Hauptman speaks

You asked, Andrew answered

Fire owner Andrew Hauptman answers your questions. Check out his answers below:

 

From Section 8 Chicago.

What led you to shift the focus of the Chicago Fire towards being more of club with an integrated youth and development system?

This is how great teams become perennially successful. MLS's Home Grown Player Initiative has given clubs incentive to nurture and bring along local talent. Although this is a long-term initiative, we were recently pleased to sign Victor Pineda as the club's first-ever Home Grown player. Victor is a talent, someone I've seen play a number of times for our U16 National Championship team and most importantly, he's worn the Chicago Fire badge on his chest longer than most of his new teammates on the first team. He's passionate and familiar with our style of play as he's grown up and progressed through the Fire system. The full integration of our youth programs into the club has been a top priority for us, as I do believe this is the path to winning more championships in the future.

From Section 8 Chicago.

Do you think that the league is headed down a path towards the old NASL with the proliferation of DP signings and smaller market clubs not willing to spend the money to keep up with NY, LA, Chicago?

This is a common and fair question among fans that worry about the league repeating mistakes of the old North American Soccer League. MLS is organized structurally in a way that helps teams avoid previous missteps. Moreover, today MLS has a business, branding and franchise model that is unparalleled in its sophistication and success from previous chapters of U.S. professional soccer.

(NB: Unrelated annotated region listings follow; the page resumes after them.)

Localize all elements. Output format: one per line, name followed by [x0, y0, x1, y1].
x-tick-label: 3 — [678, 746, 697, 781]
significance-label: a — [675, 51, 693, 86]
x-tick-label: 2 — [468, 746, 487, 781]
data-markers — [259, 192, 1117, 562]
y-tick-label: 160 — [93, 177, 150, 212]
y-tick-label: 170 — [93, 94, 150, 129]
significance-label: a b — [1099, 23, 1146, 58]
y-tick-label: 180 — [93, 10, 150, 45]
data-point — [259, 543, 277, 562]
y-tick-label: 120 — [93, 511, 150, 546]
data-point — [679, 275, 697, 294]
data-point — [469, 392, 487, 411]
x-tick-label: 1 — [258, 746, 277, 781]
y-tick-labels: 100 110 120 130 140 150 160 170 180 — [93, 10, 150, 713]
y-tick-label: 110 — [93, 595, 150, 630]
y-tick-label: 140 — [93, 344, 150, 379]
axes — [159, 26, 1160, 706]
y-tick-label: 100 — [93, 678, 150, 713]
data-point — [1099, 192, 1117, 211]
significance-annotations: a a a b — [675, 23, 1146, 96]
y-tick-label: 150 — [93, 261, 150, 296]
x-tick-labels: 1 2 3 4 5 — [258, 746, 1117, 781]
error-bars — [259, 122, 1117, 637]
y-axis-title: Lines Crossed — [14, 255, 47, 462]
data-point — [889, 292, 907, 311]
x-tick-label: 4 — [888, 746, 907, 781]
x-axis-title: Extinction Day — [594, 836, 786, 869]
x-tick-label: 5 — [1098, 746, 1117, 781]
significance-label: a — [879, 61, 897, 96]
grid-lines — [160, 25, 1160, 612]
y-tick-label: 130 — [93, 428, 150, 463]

In my opinion, the allowance for Designated Players in MLS has brought about a greater excitement and credibility to our league. Our supporters expect an ever improving quality of play not to mention the fact that DPs and other standout players drive interest from TV broadcasters and sponsors.

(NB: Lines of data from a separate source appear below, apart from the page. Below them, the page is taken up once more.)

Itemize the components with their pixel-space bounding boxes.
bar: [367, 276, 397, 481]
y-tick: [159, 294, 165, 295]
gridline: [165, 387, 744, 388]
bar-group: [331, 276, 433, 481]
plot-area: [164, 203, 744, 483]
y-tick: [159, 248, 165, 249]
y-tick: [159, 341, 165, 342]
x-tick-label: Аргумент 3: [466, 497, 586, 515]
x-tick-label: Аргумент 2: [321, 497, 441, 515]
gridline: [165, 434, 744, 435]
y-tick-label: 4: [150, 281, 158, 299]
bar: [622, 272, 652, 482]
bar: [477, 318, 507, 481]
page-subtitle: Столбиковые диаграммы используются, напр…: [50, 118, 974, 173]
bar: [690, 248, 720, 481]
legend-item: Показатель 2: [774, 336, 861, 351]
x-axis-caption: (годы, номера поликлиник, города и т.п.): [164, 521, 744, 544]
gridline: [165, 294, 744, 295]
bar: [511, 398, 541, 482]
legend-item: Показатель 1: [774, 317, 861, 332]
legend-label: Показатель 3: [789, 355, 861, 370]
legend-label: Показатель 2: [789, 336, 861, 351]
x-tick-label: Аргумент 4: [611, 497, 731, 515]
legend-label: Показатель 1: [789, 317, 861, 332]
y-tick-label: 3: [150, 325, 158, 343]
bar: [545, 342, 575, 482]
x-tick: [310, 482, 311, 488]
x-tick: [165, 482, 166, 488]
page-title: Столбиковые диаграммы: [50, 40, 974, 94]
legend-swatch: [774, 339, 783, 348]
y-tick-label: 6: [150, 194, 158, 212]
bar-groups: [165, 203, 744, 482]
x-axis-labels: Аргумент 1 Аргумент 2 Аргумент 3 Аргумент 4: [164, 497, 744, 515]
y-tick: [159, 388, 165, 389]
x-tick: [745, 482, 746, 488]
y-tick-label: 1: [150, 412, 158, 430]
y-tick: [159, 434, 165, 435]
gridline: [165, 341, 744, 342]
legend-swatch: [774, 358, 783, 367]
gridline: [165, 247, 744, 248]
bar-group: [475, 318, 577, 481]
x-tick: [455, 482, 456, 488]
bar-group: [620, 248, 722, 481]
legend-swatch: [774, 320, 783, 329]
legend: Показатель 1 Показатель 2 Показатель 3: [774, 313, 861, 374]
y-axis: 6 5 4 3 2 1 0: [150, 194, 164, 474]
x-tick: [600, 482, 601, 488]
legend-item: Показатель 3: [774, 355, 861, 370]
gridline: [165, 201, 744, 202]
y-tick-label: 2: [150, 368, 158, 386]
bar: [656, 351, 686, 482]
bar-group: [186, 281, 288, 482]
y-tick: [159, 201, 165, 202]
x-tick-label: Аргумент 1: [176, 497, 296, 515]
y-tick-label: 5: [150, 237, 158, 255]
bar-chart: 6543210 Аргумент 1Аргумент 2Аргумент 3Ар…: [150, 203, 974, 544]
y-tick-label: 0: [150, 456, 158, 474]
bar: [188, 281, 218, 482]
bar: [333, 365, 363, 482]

Mike Bennett asks via Facebook.

How does Andrew plan to bring the Fire another MLS Cup and how does he feel about the team not taking the US Open Cup seriously as of late?

I appreciate and understand your frustration. Let's make this clear - as a club, and personally as the owner, we're very disappointed about our recent performance in the Open Cup. Everyone at the Fire takes losing seriously. We have a proud and storied history of winning, and we play the Cup to win every time. This year we were challenged by injury and regular season play. We were only able to dress 17 players due to injury for our U.S. Open Cup match with Charleston, which was sandwiched midweek between two away matches at New England and Columbus. To say the game came at a bad time in our season would be an understatement.

Steve Ferguson asks via Facebook.

Where are your short term goals for the club, say five years out?

That's a good question because while we need to be focused on the season at hand, it's important to have a vision for your club. First and foremost, we want to win championships. Honestly, I'd like our club to win a championship every year. That may be too ambitious, but we certainly must have that mentality.

Secondly, we need to be focused on elevating the profile of our club in the Chicago market - as the Fire deserves to be treated and respected as much as any other professional sports team in the City. Building strong connectivity across the Chicago community is critical to this goal, and we continue to work to ensure that the Fire is involved in the community in meaningful ways, especially with regards to our youth.

Lastly, I want to see continued progress made in building our relationship with our supporters. They are the lifeblood of our club. I feel that we have made tremendous progress inspiring passion and loyalty, and in turn, our entire organization is inspired by our supporters. I can only hope that in five years our relationship with Fire fans is stronger than ever.

Reuben Hussman asks via E-Mail.

How often are you in Chicago? What is your favorite restaurant when in town?

I visit quite often actually. I've been in Chicago for a good chunk of the season. Chicago has so many terrific restaurants it's hard to choose favorites but lately Gibson's and Pelago are two places I really enjoy.

Patricia Sheridan asks via Facebook.

Do you ever plan on moving to Chicago so you can be in direct contact with the team and not across the country?

My family and I live in Los Angeles but a big part of our heart is in Chicago. I love Chicago and I spend as much time as I can here - it is my home away from home.

Sean Spence asks via Facebook...

With 11 games to play, the Fire are outside of the playoffs looking in. Assuming this does not change and given the investments in staff and roster in the last 12 months, would that be merely disappointing or completely unacceptable?

We have the same goal every season: to win and to win big. It's no secret that I have high expectations. I want the Fire to be a world-class organization on- and off-the-field. But this isn't a zero sum game. You can't be complacent, as you have to sometimes fail in order to succeed. Making adjustments and changes is just part of our pursuit of the MLS Cup.

Recently, we've invested in players like Nery Castillo and Freddie Ljungberg and brought back Gonzalo Segares. I believe we have a strong team right now with a great deal of young talent and I think we're still in the hunt for the MLS playoffs.

Reuben Hussman asks via E-Mail.

What is the hardest part about owning a professional sports team?

Great question. It's an easy answer - losing. Like any Fire fan, it hurts to lose.